Reese continua alors son petit manège, faisant inexorablement monter le désir. Saisissant les poignets de l'informaticien, il les lia avec la cravate avant de les maintenir au-dessus de sa tête. Il se pencha à nouveau vers lui et il murmura d'une voix séductrice :

-Et que penses-tu de ceci ?

-Non… je veux pouvoir te toucher…

La respiration du reclus était lourde. Il tremblait en sentant le corps dur de son partenaire se presser contre lui alors qu'il lui maintenait les mains. Il essaya de l'embrasser mais le jeune homme se recula.

-John… murmura-t-il, au désespoir.

L'agent sentit le désarroi chez son partenaire et décida de redevenir sérieux. Il libéra Finch qui en profita pour nouer ses bras autour de son cou. Leurs bouches brûlantes s'unirent à nouveau. Plus rien n'existait que cette passion qui les submergeait. Mais avant de succomber complètement, John voulait s'assurer d'une dernière chose. Il se détacha à contrecœur de son partenaire et plongea son regard subitement grave dans le sien.

-Moi aussi, je veux pouvoir te regarder, je veux te toucher, je veux te caresser, je veux voir ta réaction lorsque je te dirai que je t'aime.

Il fit une pause puis murmura d'une voix profonde et sincère:

-Je t'aime, Harold.

Les larmes coulaient sur les joues de Finch. La tension entre eux était palpable. Il chercha quelque chose à dire, mais tous les mots semblaient bien impuissants à exprimer tout l'amour qu'il ressentait pour lui.

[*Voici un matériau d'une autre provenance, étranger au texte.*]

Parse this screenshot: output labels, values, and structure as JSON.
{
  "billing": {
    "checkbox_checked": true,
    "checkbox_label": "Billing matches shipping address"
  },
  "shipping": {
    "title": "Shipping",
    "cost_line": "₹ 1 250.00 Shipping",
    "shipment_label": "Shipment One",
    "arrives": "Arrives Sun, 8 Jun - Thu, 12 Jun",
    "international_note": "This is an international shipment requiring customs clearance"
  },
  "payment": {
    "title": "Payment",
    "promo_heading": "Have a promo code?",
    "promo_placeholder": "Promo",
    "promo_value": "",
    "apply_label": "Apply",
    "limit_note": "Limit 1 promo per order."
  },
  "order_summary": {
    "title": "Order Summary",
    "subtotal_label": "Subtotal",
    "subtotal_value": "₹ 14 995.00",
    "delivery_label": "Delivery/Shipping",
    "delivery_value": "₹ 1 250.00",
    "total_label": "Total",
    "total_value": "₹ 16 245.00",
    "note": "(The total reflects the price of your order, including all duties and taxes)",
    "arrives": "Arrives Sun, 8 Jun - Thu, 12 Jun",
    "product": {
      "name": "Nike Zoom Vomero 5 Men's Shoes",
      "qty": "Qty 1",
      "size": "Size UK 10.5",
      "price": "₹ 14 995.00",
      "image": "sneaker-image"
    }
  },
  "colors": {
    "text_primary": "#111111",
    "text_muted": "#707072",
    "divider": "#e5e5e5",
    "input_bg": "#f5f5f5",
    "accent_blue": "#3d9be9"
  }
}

Alors, dans un élan presque désespéré où se mêlaient la joie et le soulagement, Harold l'enlaça et déposa un baiser sur ses lèvres. Par ce baiser, si doux, si tendre, si honnête, il lui montrait toute la sincérité et toute la profondeur de ses sentiments.

Lorsqu'ils se séparèrent, Finch réussit enfin à murmurer tout contre sa bouche un Je t'aime, vibrant d'émotion.

-o-o-o-o-o-o-o-o-o-o-o-o-o-o-o-o-o-o-o-o-o-o-o-

La bibliothèque

24 décembre

Un peu après 23h

Il était déjà tard quand Shaw rentra dans la bibliothèque. Elle avait passé une bonne partie de la soirée dans le pensionnat de jeunes filles avec Genrika Zhirova. Elle-même orpheline, la tueuse avait mis un point d'honneur à tenir compagnie à la fillette durant cette journée particulière où l'absence de famille se faisait encore plus cruellement ressentir.

Satisfaite d'avoir partagée ces instants précieux avec sa protégée, la tueuse s'apprêtait maintenant à passer la fin de soirée avec Root. Légèrement tendue, elle vérifia encore une fois que son cadeau était bien dans sa poche et pénétra dans la pièce remplie d'ouvrages précieux qui avait servi de cellule à la hackeuse. Elle s'apprêtait à passer les grilles désormais ouvertes lorsqu'elle se figea.

Si son visage était stoïque, son regard noir en disait long. Haussant un sourcil, elle déclara tout en s'avançant prudemment :

-Je ne veux absolument rien savoir.

-Tu le sauras bien assez tôt, répondit Root tandis qu'elle allumait des bougies en arborant un sourire radieux…ainsi que deux cornes de rennes sur la tête.